What the Budget Tells me

Thursday, June 14, 2012

The City has put out its new budget and, as required by law, it is balanced. This has been done by getting $15 million from the state, cutting some capital expenditures, using $3.5 million from reserves, asking unions to pay more for health care, and claiming sales taxes will increase by $3.5 million.

What was not cut though is perhaps more interesting. The City has a few major areas of investment and no funds for these were touched. In the next budget we will be spending $12,851,000 on the Marina and Midtown Rising. Of this, only $750,000 will be coming form another government agency. So after the State raised our Aid and Incentives to Municipalities for one year we went out and spent most of this money on 2 building projects. It seems odd that we are putting off road repair, asking unions to give concessions on one year-old contracts, dipping into the reserve, canceling funding programs which help our young people graduate high school, cutting funding for recreation, and scaling back library services so we can pay for building projects. In fact, these two projects represent 40% of the total capital expenditures for the City in the next budget year.

So what are we getting for our money?

For Downtown, we have reconstruction on the old Midtown site with roads, sidewalks, infrastructure, and landscaping. This 16-acre site has 2 projects on it. One is the Windstream building, which is owned by Pike and is an $18 million investment to turn a once-viable building into something usable. There is also the Midtown Tower, which was given to Conifer for $1 and as of today, nothing has been done with this. To date over $150 million of public money has been spent on this site and we have been able to secure less than $20 million of investment. Now we are throwing more money at this huge money pit.

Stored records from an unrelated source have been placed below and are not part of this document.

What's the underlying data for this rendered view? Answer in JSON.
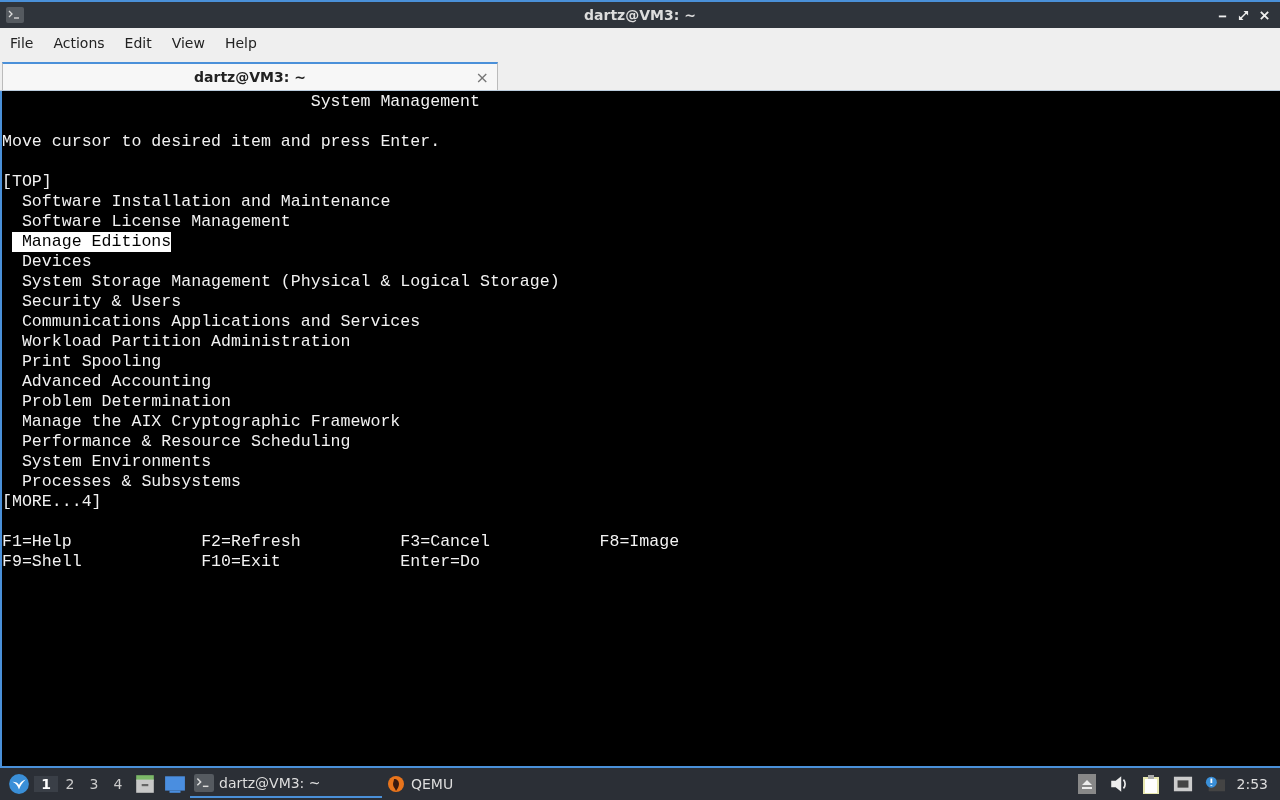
{
  "window": {
    "title": "dartz@VM3: ~"
  },
  "menu": [
    "File",
    "Actions",
    "Edit",
    "View",
    "Help"
  ],
  "tabs": [
    {
      "label": "dartz@VM3: ~",
      "selected": true,
      "close": "×"
    }
  ],
  "terminal": {
    "title": "System Management",
    "prompt": "Move cursor to desired item and press Enter.",
    "top_marker": "[TOP]",
    "items": [
      {
        "label": "Software Installation and Maintenance",
        "selected": false
      },
      {
        "label": "Software License Management",
        "selected": false
      },
      {
        "label": "Manage Editions",
        "selected": true
      },
      {
        "label": "Devices",
        "selected": false
      },
      {
        "label": "System Storage Management (Physical & Logical Storage)",
        "selected": false
      },
      {
        "label": "Security & Users",
        "selected": false
      },
      {
        "label": "Communications Applications and Services",
        "selected": false
      },
      {
        "label": "Workload Partition Administration",
        "selected": false
      },
      {
        "label": "Print Spooling",
        "selected": false
      },
      {
        "label": "Advanced Accounting",
        "selected": false
      },
      {
        "label": "Problem Determination",
        "selected": false
      },
      {
        "label": "Manage the AIX Cryptographic Framework",
        "selected": false
      },
      {
        "label": "Performance & Resource Scheduling",
        "selected": false
      },
      {
        "label": "System Environments",
        "selected": false
      },
      {
        "label": "Processes & Subsystems",
        "selected": false
      }
    ],
    "more_marker": "[MORE...4]",
    "function_keys": [
      "F1=Help",
      "F2=Refresh",
      "F3=Cancel",
      "F8=Image",
      "F9=Shell",
      "F10=Exit",
      "Enter=Do"
    ]
  },
  "taskbar": {
    "workspaces": [
      {
        "label": "1",
        "selected": true
      },
      {
        "label": "2",
        "selected": false
      },
      {
        "label": "3",
        "selected": false
      },
      {
        "label": "4",
        "selected": false
      }
    ],
    "tasks": [
      {
        "label": "dartz@VM3: ~",
        "selected": true,
        "kind": "terminal"
      },
      {
        "label": "QEMU",
        "selected": false,
        "kind": "qemu"
      }
    ],
    "clock": "2:53"
  }
}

The Marina is a more interesting project. This project presently does not have a developer or a plan but we are spending $8.5 million to put a marina in an area which is already serviced by 3 other marinas, none of which were filled to capacity last year. With rising gas prices and an unstable economy, it seems that there would be little demand for another marina, but the plan is to create an inducement for condominiums to be built, thus creating demand for the new marina. This seems like a lot of speculation with questionable pay back, particularly at a time of another budget crisis.

These are only the largest projects as College Town is getting $450,000, High Falls is getting another $271,000, and Erie Harbor is getting another $480,000. So it seems that the big winners of the budget are the developers, which makes me wonder what are the priorities of our City leaders?